Though nervous, she performed one of her poems and placed second overall.
“Looking back, I’m really glad my younger self found a platform where I could speak without worrying about someone questioning the weight of my experiences or my place in the poetry scene,” said Baban, 18, a freshman at UW–Madison.
Baban, of Dearborn, Michigan, said the process leading up to this point has been so rewarding creatively that she hasn’t been thinking about the competition aspect. She attends UW–Madison as part of UW–Madison’s First Wave Spoken Word and Hip Hop Arts Learning Community, a multicultural program that brings young artists together to live, study and create.Many poems and public performances later, Baban is one of two finalists for the inaugural position of National Youth Poet Laureate. The title will be bestowed for the first time on April 26 by the literary arts organization Urban Word and leading national poetry organizations. New York City Mayor Bill de Blasio will announce the winner at his residence in the presence of both finalists.
Baban is majoring in English, with an emphasis on creative writing and poetry. She came to the U.S. with her family from Pakistan at age 2. Her mother is Afghan, her father Kurdish.

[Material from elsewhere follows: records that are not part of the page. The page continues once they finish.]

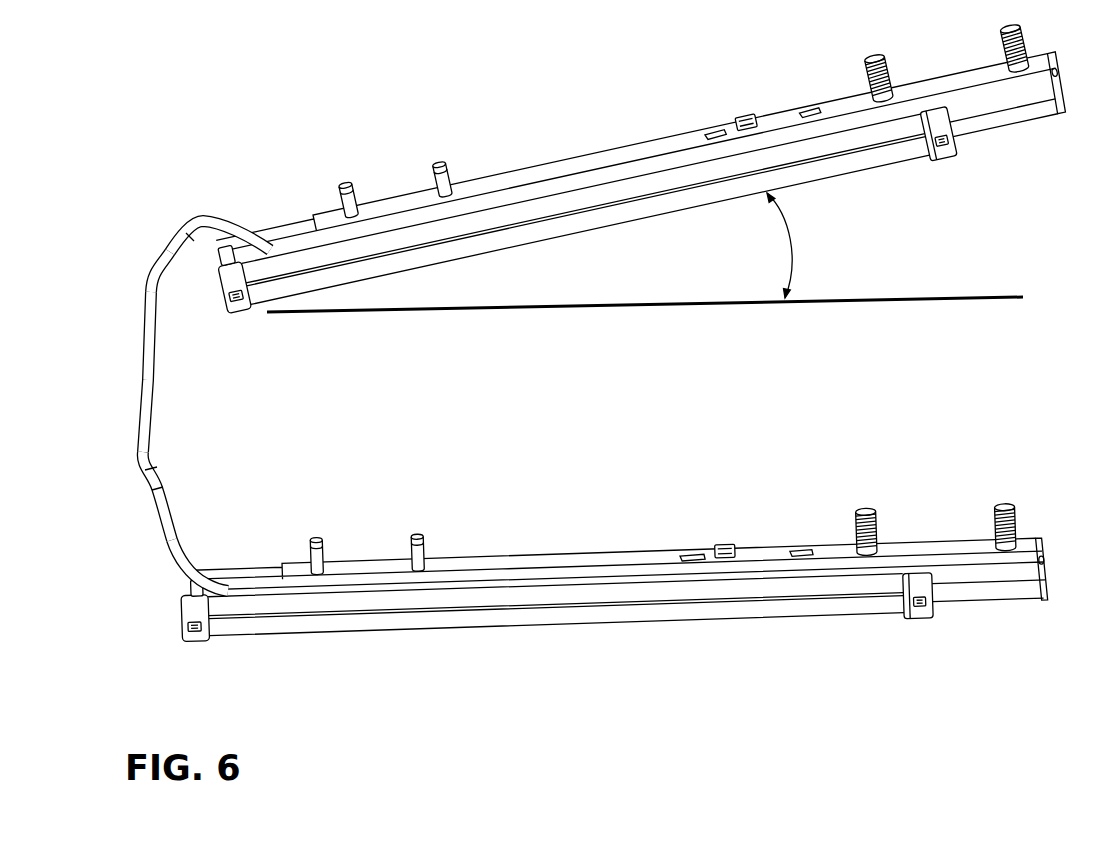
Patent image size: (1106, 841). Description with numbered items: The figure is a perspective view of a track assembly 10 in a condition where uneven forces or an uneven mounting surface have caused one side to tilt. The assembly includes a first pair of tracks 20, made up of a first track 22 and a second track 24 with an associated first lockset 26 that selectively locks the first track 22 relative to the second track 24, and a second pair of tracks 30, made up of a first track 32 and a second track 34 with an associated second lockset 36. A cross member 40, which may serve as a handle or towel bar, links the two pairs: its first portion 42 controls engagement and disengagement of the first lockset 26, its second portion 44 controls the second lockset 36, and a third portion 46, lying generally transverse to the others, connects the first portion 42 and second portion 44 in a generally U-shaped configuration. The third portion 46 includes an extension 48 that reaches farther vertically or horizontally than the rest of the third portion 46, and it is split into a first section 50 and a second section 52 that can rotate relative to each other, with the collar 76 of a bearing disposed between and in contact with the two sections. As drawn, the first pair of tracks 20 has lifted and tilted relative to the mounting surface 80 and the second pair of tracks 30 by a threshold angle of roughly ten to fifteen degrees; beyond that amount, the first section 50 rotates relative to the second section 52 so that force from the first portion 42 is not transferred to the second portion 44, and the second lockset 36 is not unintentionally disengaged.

The track assembly 10 is at (470, 716).
The first pair of tracks 20 is at (797, 82).
The first track 22 is at (632, 148).
The second track 24 is at (904, 178).
The first lockset 26 is at (746, 113).
The second pair of tracks 30 is at (883, 643).
The first track 32 is at (618, 539).
The second track 34 is at (730, 612).
The second lockset 36 is at (728, 542).
The cross member 40 is at (173, 388).
The first portion 42 is at (262, 252).
The second portion 44 is at (200, 590).
The third portion 46 is at (135, 488).
The extension 48 is at (147, 392).
The first section 50 is at (190, 222).
The second section 52 is at (175, 247).
The collar 76 is at (192, 240).
The mounting surface 80 is at (873, 302).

Her work explores many themes, including how migration shapes lives on both a personal and very broad level, and how being displaced manifests itself in ideas of family and home.
“Whether I want it or not, my being a first-generation refugee and a child of immigrants is a very big part of my identity,” she said. “I’m visibly a Muslim woman, and I think that affects me more than just on my own spiritual level. I definitely understand how others see me. My hope is that there are a lot of nuanced things in everybody’s identities that can be seen in my writing.”

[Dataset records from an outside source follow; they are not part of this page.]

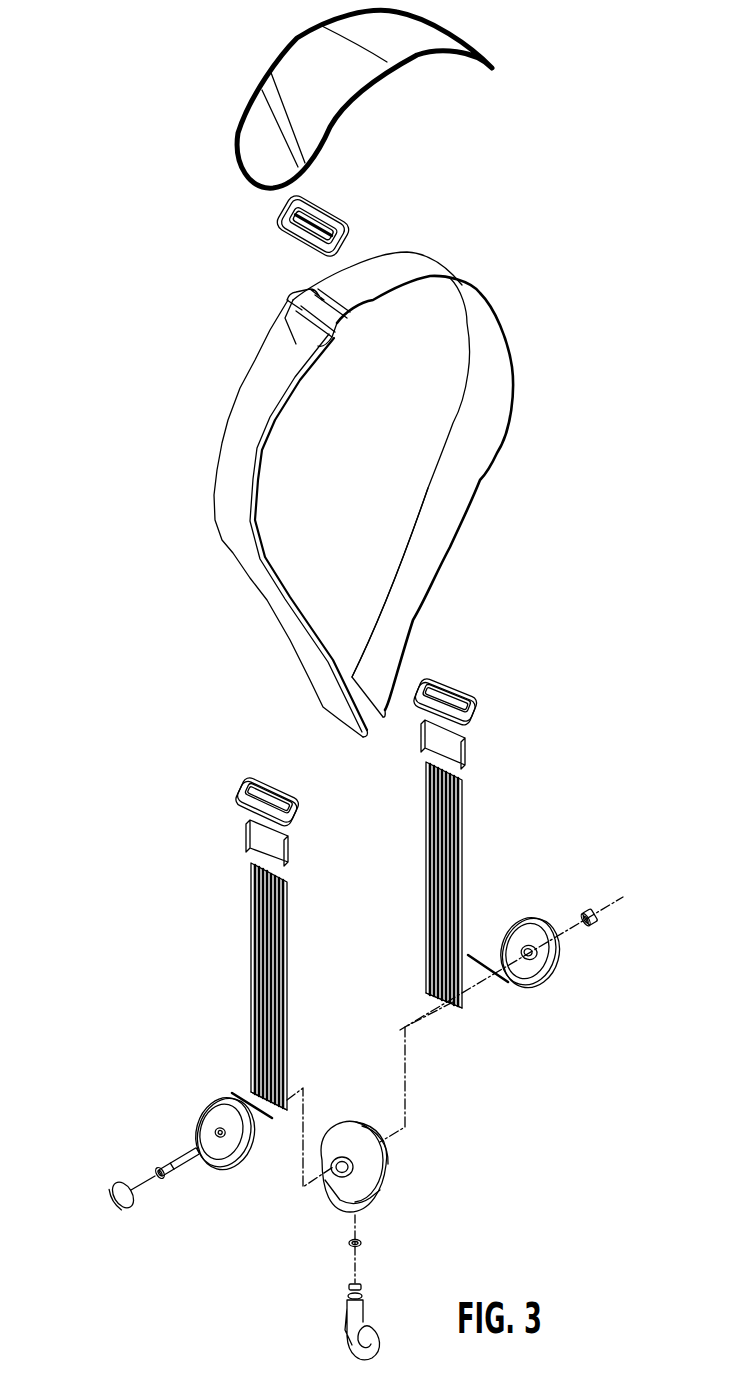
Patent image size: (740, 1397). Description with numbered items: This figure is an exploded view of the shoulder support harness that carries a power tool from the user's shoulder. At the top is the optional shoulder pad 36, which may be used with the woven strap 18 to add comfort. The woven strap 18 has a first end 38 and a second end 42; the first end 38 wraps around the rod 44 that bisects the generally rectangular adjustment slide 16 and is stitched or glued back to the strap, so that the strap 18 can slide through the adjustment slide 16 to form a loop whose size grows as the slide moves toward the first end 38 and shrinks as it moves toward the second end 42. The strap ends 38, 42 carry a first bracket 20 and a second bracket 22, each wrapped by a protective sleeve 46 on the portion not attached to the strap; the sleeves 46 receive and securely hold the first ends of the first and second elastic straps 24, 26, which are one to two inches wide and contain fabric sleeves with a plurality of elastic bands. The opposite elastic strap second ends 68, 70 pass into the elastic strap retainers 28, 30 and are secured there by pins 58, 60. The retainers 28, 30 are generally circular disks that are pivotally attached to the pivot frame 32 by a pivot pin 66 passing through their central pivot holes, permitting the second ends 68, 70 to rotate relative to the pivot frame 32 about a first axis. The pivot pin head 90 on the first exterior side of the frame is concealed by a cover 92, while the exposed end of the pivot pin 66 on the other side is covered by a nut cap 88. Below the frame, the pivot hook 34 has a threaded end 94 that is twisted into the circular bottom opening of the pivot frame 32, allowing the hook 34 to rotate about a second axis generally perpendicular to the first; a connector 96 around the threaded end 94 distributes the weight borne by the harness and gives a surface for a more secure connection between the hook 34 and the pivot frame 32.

The adjustment slide 16 is at (307, 205).
The woven strap 18 is at (234, 453).
The first bracket 20 is at (245, 790).
The second bracket 22 is at (477, 707).
The first elastic strap 24 is at (257, 975).
The second elastic strap 26 is at (455, 868).
The elastic strap retainer 28 is at (210, 1100).
The elastic strap retainer 30 is at (558, 960).
The pivot frame 32 is at (372, 1200).
The pivot hook 34 is at (366, 1312).
The shoulder pad 36 is at (297, 80).
The woven strap first end 38 is at (312, 373).
The woven strap second end 42 is at (380, 687).
The rod 44 is at (332, 207).
The sleeve 46 is at (452, 752).
The pin 58 is at (265, 1118).
The pin 60 is at (500, 970).
The pivot pin 66 is at (180, 1160).
The elastic strap second end 68 is at (252, 1082).
The elastic strap second end 70 is at (467, 997).
The nut cap 88 is at (605, 917).
The pivot pin head 90 is at (162, 1180).
The cover 92 is at (118, 1200).
The threaded end 94 is at (350, 1288).
The connector 96 is at (350, 1242).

Baban credits Citywide Poets, an after-school writing program in Detroit, with nurturing her talent and boosting her confidence. The writing program’s parent organization nominated Baban to be Detroit Youth Poet Laureate, a post she currently holds. The role began her progression to the national title.
The National Youth Poet Laureate Program was founded in 2008 in New York City by Urban Word. It partners with local literary organizations in 35 cities and states to name local Youth Poet Laureates.
The national title is a new initiative this year. The other finalist is Amanda Gorman of Los Angeles.
As a finalist, Baban submitted a 40-page manuscript of her poems and is developing a video project called “I’m Not Traveling Alone,” in which people of color from across the globe discuss their experiences as immigrants in the U.S.
“I see it as a more unrehearsed and candid snapshot of what I talk about in my poetry,” Baban said.
Amaud Jamaul Johnson, a UW–Madison English professor and First Wave’s faculty director, said Baban’s concern for others drives her work, and that she is trying, through her art, to bridge the growing divide in this country.
“Beyond poetry, what impresses me most about Hajjar is her willingness to be vulnerable despite a rising tide of ignorance, suspicion, and cruelty toward Muslim-Americans in our culture,” he said. “Her work is honest. She’s not afraid to challenge herself as she challenges her peers.”
Baban would make a great National Youth Poet Laureate because she “embodies the woke consciousness of today’s youth,” said UW–Madison English professor Amy Quan Barry.
“Hajjar’s writing reminds us that we are all world citizens, and that as such, we cannot afford to disregard the narratives of the displaced, particularly war refugees—a population I count myself among—no matter how uncomfortable these stories make us,” she said.
Baban is one of 14 UW–Madison freshmen in this year’s 10th cohort of First Wave scholars. The program is administered by the Office of Multicultural Arts Initiatives within the Division of Diversity, Equity & Educational Achievement.
“We continue to recruit the cream of the crop in terms of young artists from every corner of America,” said William Ney, the program’s founding executive director.
Baban said First Wave has been a tremendously rewarding experience. Her teachers, mentors and fellow students are all helping her develop as an artist, she said.
“In choosing a place to be, I don’t think anything means more than the connections you make with other human beings, especially other people who’ve been through what you’ve been through and who are constantly working on their art,” she said.